Audience, un assassino in agguato

A me di chi ha ucciso il povero Loris interessa poco o niente in una storia di miserie e miserabili che ha troppo alimentato certa stampa da buco della serratura. Dopo i primi dieci secondi di stupore e raccapriccio, il mio interesse è scemato perché vorrei rimanere cinica e lucida. Ho però subìto come tutti le dirette nei tiggì di inviati che, diritti e impavidi davanti a tribunali piuttosto che davanti a villette o piuttosto che davanti a supermercati, ci sciorinavano scoop da prima pagina, cioè la reazione del vicino, la descrizione dei pacchi nella macchina della madre, le sue abitudini anche alimentari. Purtroppo però, la riflessione che ne consegue è che anche quest’anno è stato pieno di fatti di sangue, che poi sono stati fonte di guadagno per sciacalli dell’informazione, sia cartacea che televisiva.

E molti di questi delitti non hanno ancora davvero un colpevole ma solo sospettati. Nella stragrande maggioranza dei casi i delitti vengono risolti nei primi giorni di indagini grazie a testimoni oculari, familiari informati sulle relazioni dei deceduti, telecamere di sorveglianza, rilievi e intercettazioni, ma ci sono anche i grandi misteri che rimangono irrisolti per anni, casi come quello della giovane Yara Gambirasio o dell’omicidio di Chiara Poggi a Garlasco e Meredith Kercher a Perugia. In questi casi così eclatanti i colpevoli o presunti tali, diventano delle vere star.

Qualcuno scrive anche un libro e magari partecipa ai talk show.
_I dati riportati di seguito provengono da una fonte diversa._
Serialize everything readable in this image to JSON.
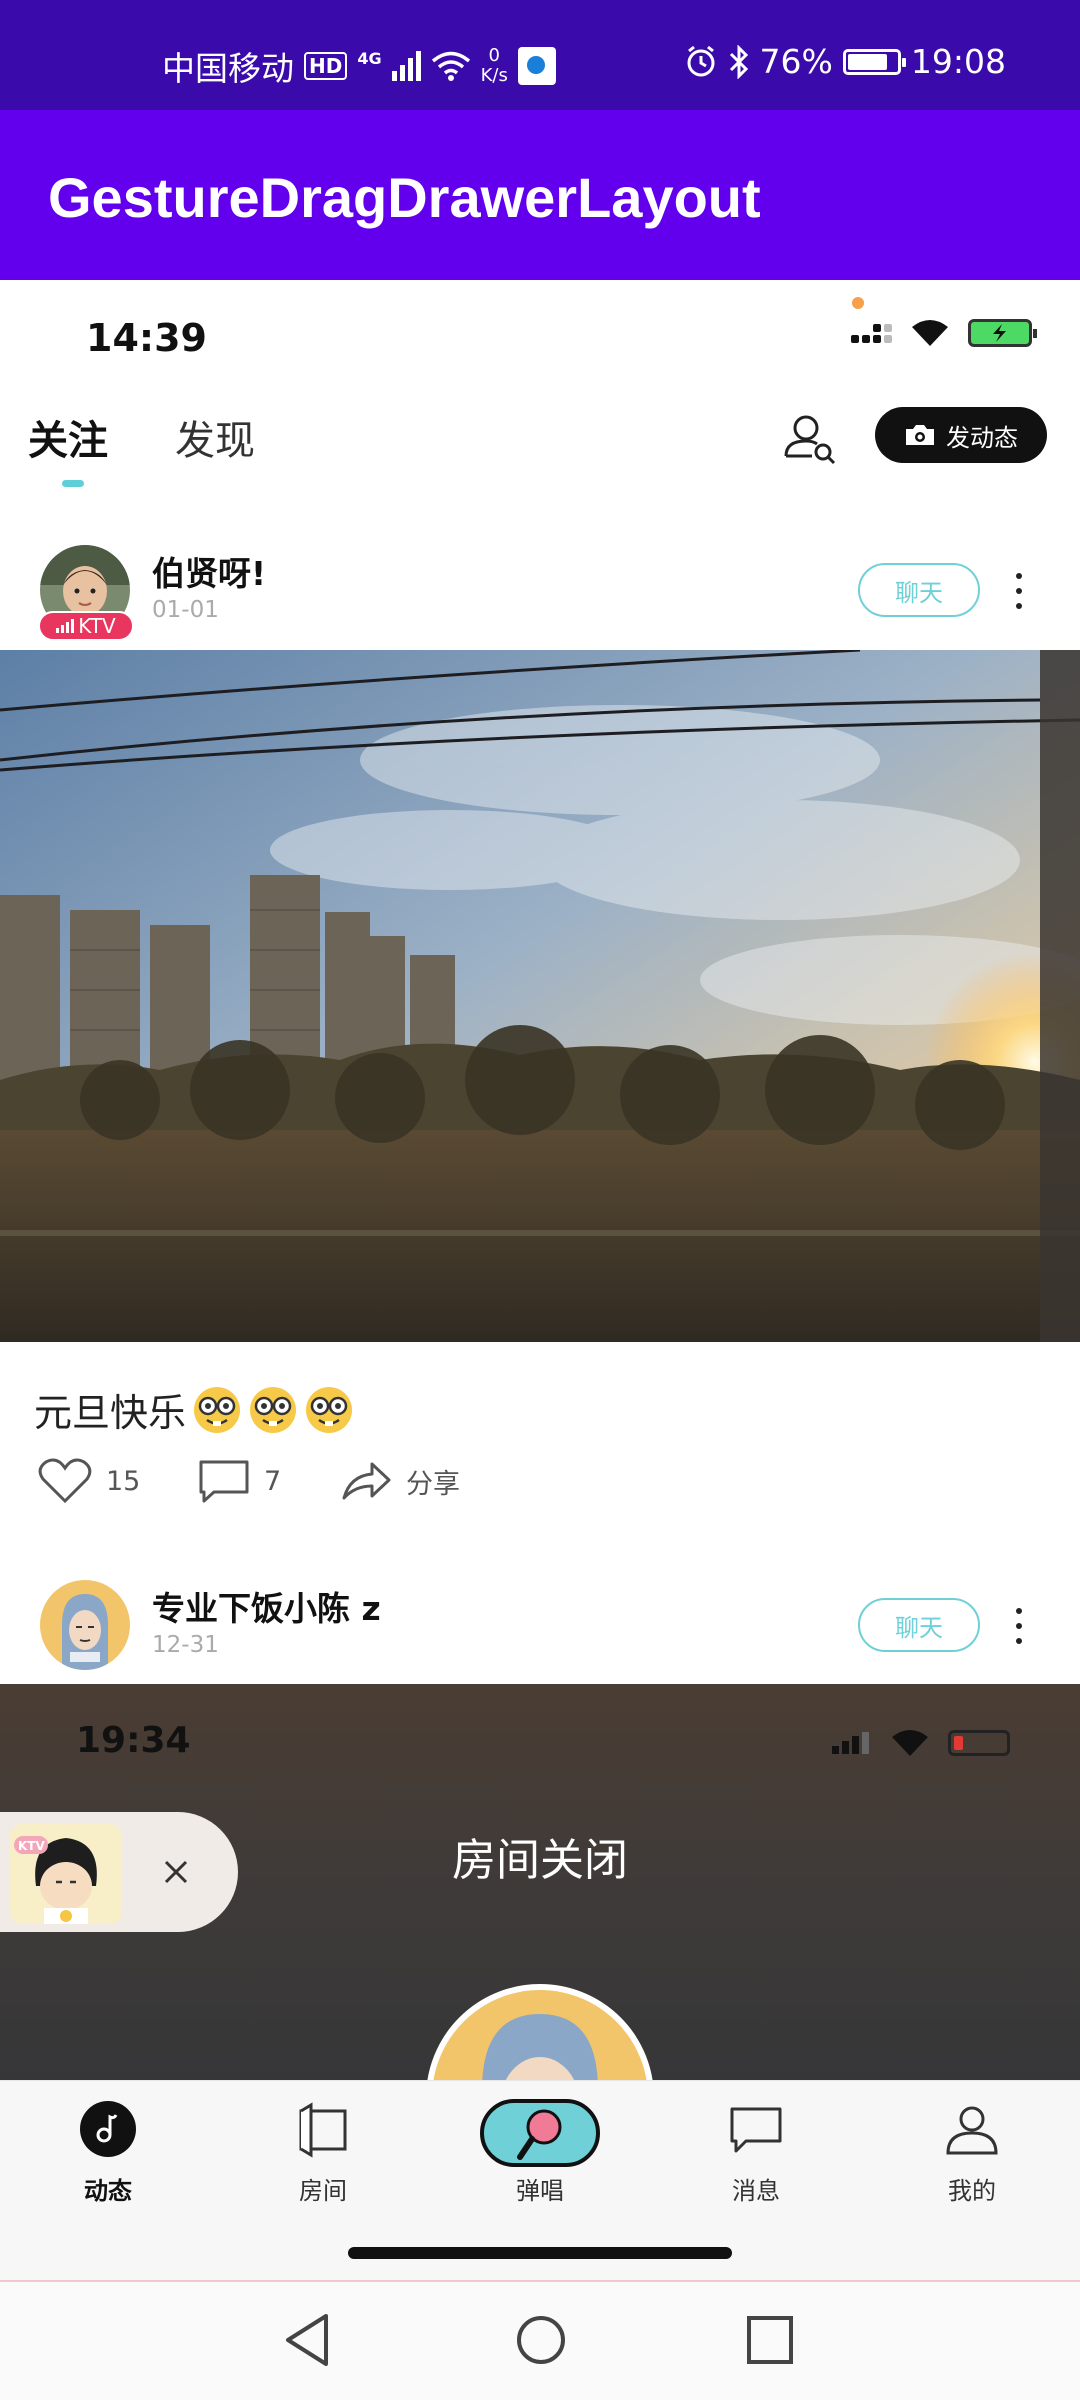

Quello che mi chiedo è come si faccia a sostenere la propria innocenza di fronte a prove schiaccianti? Penso alla sentenza recentissima che ha condannato Alberto Stasi. Lui si è sempre dichiarato innocente. Alla lettura della sentenza ha dichiarato “Non me l’aspettavo questa condanna. Ma voglio andare avanti a dimostrare la mia innocenza: prima che a me lo devo a Chiara e a mio padre che ha sempre creduto in me. Vado avanti. Mi devono credere. Non sono stato io a uccidere Chiara – ha ripetuto – io Chiara l’amavo”. E allora, chi è stato? Possibile che non ci sono tracce di altre persone? Possibile che tutte queste indagini hanno toppato? Certo è che la vita di Stasi, colpevole o no, è stata rovinata per sempre, come quella delle vere vittime, i genitori della povera ragazza.
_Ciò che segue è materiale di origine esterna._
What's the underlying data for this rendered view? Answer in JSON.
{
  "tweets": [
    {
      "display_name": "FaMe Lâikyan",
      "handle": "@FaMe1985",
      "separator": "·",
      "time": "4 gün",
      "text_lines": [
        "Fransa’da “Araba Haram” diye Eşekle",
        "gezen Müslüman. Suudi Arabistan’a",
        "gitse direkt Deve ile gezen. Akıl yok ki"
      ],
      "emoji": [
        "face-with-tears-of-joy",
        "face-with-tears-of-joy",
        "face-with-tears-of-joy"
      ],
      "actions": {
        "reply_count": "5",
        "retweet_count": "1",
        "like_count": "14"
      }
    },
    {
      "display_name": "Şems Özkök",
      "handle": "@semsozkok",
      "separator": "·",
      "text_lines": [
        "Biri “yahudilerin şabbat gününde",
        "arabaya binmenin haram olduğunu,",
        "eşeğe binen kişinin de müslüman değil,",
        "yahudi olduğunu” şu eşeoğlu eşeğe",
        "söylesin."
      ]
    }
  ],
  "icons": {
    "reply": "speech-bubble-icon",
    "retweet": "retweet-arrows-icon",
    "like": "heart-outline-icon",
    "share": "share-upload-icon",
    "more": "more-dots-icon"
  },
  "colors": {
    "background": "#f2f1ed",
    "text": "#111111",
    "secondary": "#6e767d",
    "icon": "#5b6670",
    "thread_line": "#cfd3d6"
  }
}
E poi il muratore più famigerato d’Italia, l’uomo del furgone bianco, il presunto assassino di Yara: indagini lunghissime che hanno stravolto la vita di persone apparentemente normali, tirando fuori dal loro proprio fango storie di tradimenti e di figli naturali.
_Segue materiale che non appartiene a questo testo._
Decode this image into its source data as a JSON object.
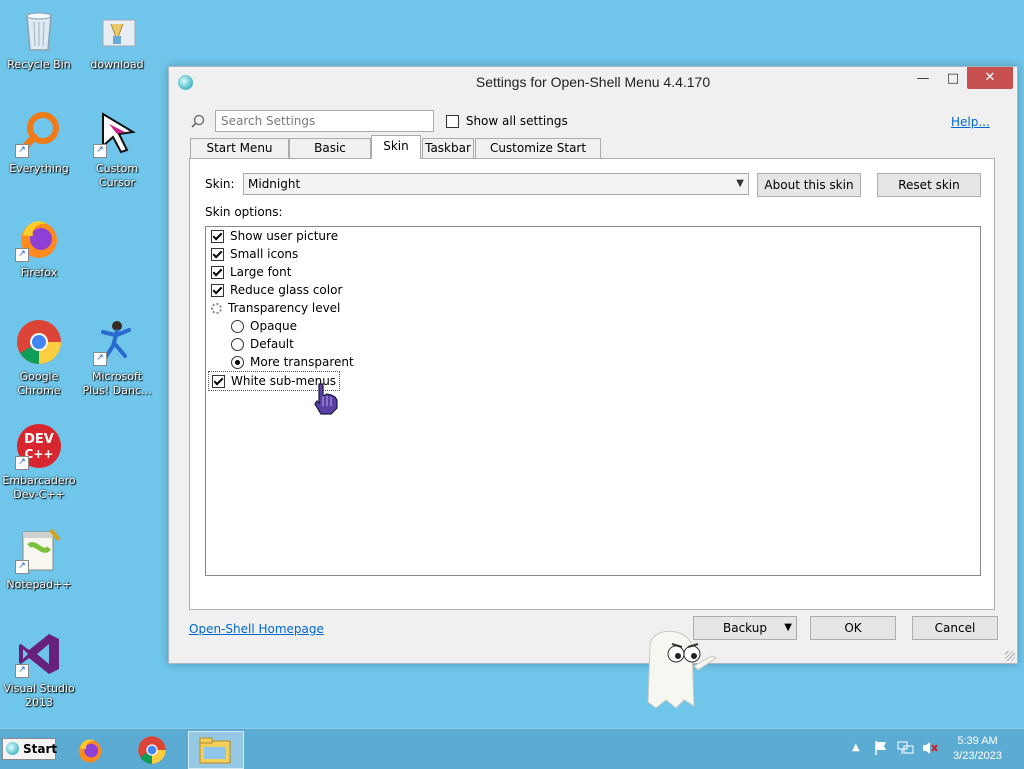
{
  "desktop": {
    "icons": [
      {
        "label": "Recycle Bin"
      },
      {
        "label": "download"
      },
      {
        "label": "Everything"
      },
      {
        "label": "Custom Cursor"
      },
      {
        "label": "Firefox"
      },
      {
        "label": "Google Chrome"
      },
      {
        "label": "Microsoft Plus! Danc..."
      },
      {
        "label": "Embarcadero Dev-C++"
      },
      {
        "label": "Notepad++"
      },
      {
        "label": "Visual Studio 2013"
      }
    ],
    "background_color": "#6fc6ea"
  },
  "window": {
    "title": "Settings for Open-Shell Menu 4.4.170",
    "controls": {
      "minimize": "—",
      "maximize": "□",
      "close": "✕"
    },
    "search": {
      "placeholder": "Search Settings",
      "value": ""
    },
    "show_all_settings": {
      "label": "Show all settings",
      "checked": false
    },
    "help_link": "Help...",
    "tabs": [
      {
        "label": "Start Menu Style",
        "active": false
      },
      {
        "label": "Basic Settings",
        "active": false
      },
      {
        "label": "Skin",
        "active": true
      },
      {
        "label": "Taskbar",
        "active": false
      },
      {
        "label": "Customize Start Menu",
        "active": false
      }
    ],
    "skin": {
      "label": "Skin:",
      "selected": "Midnight",
      "about_button": "About this skin",
      "reset_button": "Reset skin",
      "options_label": "Skin options:",
      "options": [
        {
          "type": "checkbox",
          "label": "Show user picture",
          "checked": true
        },
        {
          "type": "checkbox",
          "label": "Small icons",
          "checked": true
        },
        {
          "type": "checkbox",
          "label": "Large font",
          "checked": true
        },
        {
          "type": "checkbox",
          "label": "Reduce glass color",
          "checked": true
        },
        {
          "type": "group",
          "label": "Transparency level"
        },
        {
          "type": "radio",
          "label": "Opaque",
          "checked": false
        },
        {
          "type": "radio",
          "label": "Default",
          "checked": false
        },
        {
          "type": "radio",
          "label": "More transparent",
          "checked": true
        },
        {
          "type": "checkbox",
          "label": "White sub-menus",
          "checked": true
        }
      ]
    },
    "footer": {
      "homepage_link": "Open-Shell Homepage",
      "backup_button": "Backup",
      "ok_button": "OK",
      "cancel_button": "Cancel"
    }
  },
  "taskbar": {
    "start_label": "Start",
    "clock_time": "5:39 AM",
    "clock_date": "3/23/2023"
  },
  "accent_colors": {
    "taskbar": "#5cabd3",
    "link": "#0066cc",
    "close_button": "#c75050"
  }
}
In un ambiente di provincia dove le chiacchiere pesano più del piombo, gli intrecci personali di una donna hanno scatenato gli investigatori, e tutto o quasi è nato da una goccia di saliva. E da quella goccia è nata la sfilza di dichiarazioni, smentite, accuse, ricostruzioni. Ma come fanno, mi chiedo. Ma voi vi ricordate cosa avete fatto il 26 novembre del 2010? Vi ricordate che quel giorno davanti a un incrocio avete visto un furgone bianco? Francamente mi sembra troppo, io a malapena ricordo dove ho parcheggiato la macchina e, confesso, una volta ne ho denunciato il furto perché ricordavo la strada sbagliata. Immaginate la vergogna a dichiararlo davanti alle forze dell’ordine.

Mi sembra tutto troppo, tutto eccesivo e tutto sopra le righe. Come tutto il mondo. Ci vorrebbe un grande passo indietro, la riscoperta della pietà e soprattutto la fine dell’accanimento mediatico, vero male di questi tempi. Perché l’audience è come un assassino sempre assetato di sangue, incurante delle vittime che lascia in terra.